The Queens Museum Has Recruited a Star Biennial Curator From Across the Pond to Be Its New Director

Sally Tallant takes the reins after her predecessor resigned in January.

Sally Tallant. Photo by Hugo Glendinning, courtesy of the Queens Museum.

Liverpool Biennial director Sally Tallant has been named the next director of the Queens Museum, the pioneering and progressive New York institution that saw the tumultuous departure of its previous leader less than a year ago. Tallant will begin her new role this spring. 

Tallant’s predecessor, Laura Raicovich, resigned in January after three years at the helm, citing political differences with the board. The board, meanwhile, claimed that Raicovich had improperly opposed hosting an event celebrating the founding of Israel and that she had failed to disclose her involvement with a “politically divisive” book that includes essays supporting the boycott of Israel. Raicovich denied any wrongdoing; a number of high-profile cultural leaders also came to her defense

Tallant, the incoming director, has overseen four editions of the Liverpool Biennial, the UK’s largest contemporary art festival, since her appointment in 2011, including the most recent edition that closed at the end of October. Titled “Beautiful World, Where Are You,” the exhibition was a timely summary of artists’ responses to the stratified social, political, and economic climate of today. The show included Istanbul-based artist Banu Cennetoğlu installed The List, a work detailing the deaths of 34,000 migrants and refugees in or on the borders of Europe since 1993, which was repeatedly vandalized

In her role as director of the Liverpool Biennial, Tallant successfully worked with local politicians, civic leaders, and multiple public and private organizations while maintaining a clear curatorial vision of her own, a skill set that impressed the Queens Museum board. At the same time, they noted, her year-round program of permanent and temporary commissions and exhibitions managed to be both locally sensitive and globally relevant, a difficult balance.

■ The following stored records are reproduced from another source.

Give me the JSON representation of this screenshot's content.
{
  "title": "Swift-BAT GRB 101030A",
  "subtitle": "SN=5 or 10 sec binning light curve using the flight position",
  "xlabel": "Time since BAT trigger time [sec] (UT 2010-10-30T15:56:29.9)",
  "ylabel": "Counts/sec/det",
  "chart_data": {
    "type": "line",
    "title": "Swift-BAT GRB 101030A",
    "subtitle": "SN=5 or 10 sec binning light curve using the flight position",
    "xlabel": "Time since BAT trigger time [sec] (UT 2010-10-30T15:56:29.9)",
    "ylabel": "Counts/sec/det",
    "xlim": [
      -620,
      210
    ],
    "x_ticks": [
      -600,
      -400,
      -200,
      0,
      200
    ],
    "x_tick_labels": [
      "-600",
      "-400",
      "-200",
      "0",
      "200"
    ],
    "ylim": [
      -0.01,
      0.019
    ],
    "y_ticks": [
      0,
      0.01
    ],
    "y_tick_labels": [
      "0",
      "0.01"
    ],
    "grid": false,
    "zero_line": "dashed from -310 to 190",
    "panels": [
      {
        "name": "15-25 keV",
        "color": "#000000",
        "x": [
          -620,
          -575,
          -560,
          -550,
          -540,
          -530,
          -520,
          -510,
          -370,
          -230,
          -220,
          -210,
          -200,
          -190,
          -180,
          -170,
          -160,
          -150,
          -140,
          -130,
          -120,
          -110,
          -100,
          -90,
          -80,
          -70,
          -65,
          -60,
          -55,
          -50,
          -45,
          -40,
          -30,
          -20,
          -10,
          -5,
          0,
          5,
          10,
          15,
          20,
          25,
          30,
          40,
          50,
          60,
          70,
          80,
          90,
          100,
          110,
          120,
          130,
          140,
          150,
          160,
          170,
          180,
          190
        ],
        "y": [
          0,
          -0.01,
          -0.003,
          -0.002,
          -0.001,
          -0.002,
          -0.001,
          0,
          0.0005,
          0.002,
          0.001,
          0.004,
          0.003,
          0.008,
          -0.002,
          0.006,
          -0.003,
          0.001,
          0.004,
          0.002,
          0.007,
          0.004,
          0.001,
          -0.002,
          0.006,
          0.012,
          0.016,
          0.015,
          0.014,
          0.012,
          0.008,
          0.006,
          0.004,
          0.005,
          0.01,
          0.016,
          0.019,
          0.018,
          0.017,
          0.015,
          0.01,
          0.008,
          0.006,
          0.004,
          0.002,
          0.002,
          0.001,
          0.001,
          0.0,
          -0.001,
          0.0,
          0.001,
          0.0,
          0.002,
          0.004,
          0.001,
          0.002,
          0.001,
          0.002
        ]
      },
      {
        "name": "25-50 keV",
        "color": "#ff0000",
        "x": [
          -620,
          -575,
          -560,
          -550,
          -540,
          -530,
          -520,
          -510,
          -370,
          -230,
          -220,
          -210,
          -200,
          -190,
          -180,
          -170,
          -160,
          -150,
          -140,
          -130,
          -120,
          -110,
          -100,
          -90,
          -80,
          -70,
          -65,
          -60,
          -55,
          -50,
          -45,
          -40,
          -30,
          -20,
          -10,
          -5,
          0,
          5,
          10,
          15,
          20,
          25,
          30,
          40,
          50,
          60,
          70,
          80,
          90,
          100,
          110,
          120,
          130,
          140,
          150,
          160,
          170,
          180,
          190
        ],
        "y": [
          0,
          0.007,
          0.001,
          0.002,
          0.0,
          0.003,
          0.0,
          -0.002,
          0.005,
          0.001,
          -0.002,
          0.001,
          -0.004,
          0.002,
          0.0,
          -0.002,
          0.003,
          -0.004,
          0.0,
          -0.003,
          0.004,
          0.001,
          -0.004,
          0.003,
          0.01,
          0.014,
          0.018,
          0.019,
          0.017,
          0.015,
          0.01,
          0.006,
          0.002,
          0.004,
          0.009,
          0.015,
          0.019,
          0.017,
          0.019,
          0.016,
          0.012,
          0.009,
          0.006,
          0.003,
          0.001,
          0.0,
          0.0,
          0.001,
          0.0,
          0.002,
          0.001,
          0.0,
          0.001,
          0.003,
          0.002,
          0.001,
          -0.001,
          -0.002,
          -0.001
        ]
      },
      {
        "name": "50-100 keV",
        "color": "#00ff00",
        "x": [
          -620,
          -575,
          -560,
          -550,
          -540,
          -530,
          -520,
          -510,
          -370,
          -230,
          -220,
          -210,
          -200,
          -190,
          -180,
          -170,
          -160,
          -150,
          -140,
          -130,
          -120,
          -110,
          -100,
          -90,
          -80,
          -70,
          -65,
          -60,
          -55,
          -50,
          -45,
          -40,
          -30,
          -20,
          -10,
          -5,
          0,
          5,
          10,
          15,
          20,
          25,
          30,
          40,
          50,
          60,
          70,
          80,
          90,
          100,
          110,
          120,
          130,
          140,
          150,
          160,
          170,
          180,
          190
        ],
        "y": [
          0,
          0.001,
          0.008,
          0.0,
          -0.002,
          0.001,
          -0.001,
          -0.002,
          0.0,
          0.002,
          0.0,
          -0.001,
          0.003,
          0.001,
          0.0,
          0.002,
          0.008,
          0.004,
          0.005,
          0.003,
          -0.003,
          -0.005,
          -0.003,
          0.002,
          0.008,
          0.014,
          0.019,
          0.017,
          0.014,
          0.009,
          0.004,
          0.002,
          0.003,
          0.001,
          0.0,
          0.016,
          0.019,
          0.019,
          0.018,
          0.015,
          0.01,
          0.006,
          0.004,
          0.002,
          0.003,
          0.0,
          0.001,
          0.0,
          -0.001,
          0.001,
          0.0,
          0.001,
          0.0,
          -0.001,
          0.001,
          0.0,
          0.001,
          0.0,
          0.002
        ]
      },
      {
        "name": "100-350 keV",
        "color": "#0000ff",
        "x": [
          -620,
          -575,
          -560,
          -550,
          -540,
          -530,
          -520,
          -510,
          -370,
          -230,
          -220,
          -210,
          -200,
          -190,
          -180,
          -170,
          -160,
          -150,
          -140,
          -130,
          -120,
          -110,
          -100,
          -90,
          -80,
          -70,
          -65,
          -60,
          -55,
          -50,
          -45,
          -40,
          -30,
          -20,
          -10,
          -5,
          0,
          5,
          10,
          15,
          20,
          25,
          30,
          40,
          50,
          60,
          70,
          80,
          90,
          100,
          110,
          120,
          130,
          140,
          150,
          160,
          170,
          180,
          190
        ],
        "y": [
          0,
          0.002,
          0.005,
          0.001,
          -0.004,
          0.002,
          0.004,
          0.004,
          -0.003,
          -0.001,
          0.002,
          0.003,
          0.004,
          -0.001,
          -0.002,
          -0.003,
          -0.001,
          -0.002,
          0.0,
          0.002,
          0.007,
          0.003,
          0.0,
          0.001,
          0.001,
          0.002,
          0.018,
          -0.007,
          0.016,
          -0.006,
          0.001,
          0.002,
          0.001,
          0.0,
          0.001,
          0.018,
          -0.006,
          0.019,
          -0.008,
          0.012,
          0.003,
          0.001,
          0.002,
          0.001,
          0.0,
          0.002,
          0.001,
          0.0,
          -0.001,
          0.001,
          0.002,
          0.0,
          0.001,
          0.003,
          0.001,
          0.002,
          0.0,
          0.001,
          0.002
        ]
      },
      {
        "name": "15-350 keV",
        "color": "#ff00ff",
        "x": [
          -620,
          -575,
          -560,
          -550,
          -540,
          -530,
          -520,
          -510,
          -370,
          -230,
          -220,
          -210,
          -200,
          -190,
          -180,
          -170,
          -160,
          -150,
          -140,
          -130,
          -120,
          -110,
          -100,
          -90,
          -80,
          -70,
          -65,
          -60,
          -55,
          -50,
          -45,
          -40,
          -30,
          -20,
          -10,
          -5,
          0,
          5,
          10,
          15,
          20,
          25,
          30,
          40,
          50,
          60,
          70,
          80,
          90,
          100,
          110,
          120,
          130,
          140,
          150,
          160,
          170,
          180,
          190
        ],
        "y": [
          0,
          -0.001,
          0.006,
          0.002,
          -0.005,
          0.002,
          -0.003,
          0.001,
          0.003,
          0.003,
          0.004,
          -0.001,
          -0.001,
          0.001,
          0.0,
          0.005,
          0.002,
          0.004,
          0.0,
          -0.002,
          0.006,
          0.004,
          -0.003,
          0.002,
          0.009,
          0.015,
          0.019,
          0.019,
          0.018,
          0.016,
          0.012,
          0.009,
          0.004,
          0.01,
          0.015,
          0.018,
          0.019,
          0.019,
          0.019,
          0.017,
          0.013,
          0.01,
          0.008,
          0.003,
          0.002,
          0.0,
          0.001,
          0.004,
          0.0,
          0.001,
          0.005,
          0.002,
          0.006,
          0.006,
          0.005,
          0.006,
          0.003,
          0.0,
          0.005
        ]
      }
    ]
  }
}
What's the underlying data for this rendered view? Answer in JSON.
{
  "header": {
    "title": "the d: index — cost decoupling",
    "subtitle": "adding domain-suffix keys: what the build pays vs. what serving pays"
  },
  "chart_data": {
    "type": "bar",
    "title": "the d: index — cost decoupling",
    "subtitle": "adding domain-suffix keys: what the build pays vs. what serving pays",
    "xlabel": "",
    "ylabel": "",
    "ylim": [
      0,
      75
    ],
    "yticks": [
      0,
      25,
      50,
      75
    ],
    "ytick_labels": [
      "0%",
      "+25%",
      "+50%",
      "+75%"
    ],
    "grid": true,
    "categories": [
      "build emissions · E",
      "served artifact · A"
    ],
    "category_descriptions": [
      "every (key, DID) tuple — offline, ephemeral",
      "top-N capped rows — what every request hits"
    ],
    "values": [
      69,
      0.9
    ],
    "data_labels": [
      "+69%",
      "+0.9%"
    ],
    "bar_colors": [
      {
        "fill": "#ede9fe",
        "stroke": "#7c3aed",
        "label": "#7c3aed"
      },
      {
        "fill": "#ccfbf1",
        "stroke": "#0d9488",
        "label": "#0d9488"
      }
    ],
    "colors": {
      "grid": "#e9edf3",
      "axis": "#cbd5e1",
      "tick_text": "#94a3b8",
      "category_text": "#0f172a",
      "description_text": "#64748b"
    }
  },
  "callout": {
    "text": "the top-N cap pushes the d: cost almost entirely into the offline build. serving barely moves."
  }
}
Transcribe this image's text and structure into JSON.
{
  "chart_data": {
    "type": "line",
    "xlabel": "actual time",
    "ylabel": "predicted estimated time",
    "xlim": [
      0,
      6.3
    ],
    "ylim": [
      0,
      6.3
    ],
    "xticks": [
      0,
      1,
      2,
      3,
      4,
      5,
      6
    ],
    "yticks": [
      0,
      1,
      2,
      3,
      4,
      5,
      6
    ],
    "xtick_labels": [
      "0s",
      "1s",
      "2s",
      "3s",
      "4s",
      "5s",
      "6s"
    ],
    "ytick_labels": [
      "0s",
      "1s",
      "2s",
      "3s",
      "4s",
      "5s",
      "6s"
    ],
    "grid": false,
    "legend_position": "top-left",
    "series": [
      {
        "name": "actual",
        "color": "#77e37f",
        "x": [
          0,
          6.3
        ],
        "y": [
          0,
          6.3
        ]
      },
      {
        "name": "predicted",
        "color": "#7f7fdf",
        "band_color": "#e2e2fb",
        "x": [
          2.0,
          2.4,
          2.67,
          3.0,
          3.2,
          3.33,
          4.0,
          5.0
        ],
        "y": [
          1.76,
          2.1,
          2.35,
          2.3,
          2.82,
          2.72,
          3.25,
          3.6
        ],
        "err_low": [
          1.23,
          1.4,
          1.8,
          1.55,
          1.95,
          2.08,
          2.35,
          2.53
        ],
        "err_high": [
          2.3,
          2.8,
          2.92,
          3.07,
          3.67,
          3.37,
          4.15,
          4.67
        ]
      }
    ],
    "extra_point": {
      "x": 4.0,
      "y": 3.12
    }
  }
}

Mark J. Coleman, the Queens Museum’s board chairman, said in a statement that Tallant’s “unique combination of local and global experience in the arts world made her the superlative choice for leading the Queens Museum, and serving the borough’s distinctively international constituency.”

Prior to taking the reins in Liverpool, the British curator served as head of programs at London’s Serpentine Galleries for a decade. She is also the current vice president of the International Biennial Association.

“Amid the difficulties and stress points we see in the world today, institutions like the Queens Museum are key in terms of creating cultural spaces for people to engage with the urgent issues of our time,” Tallant said in a statement.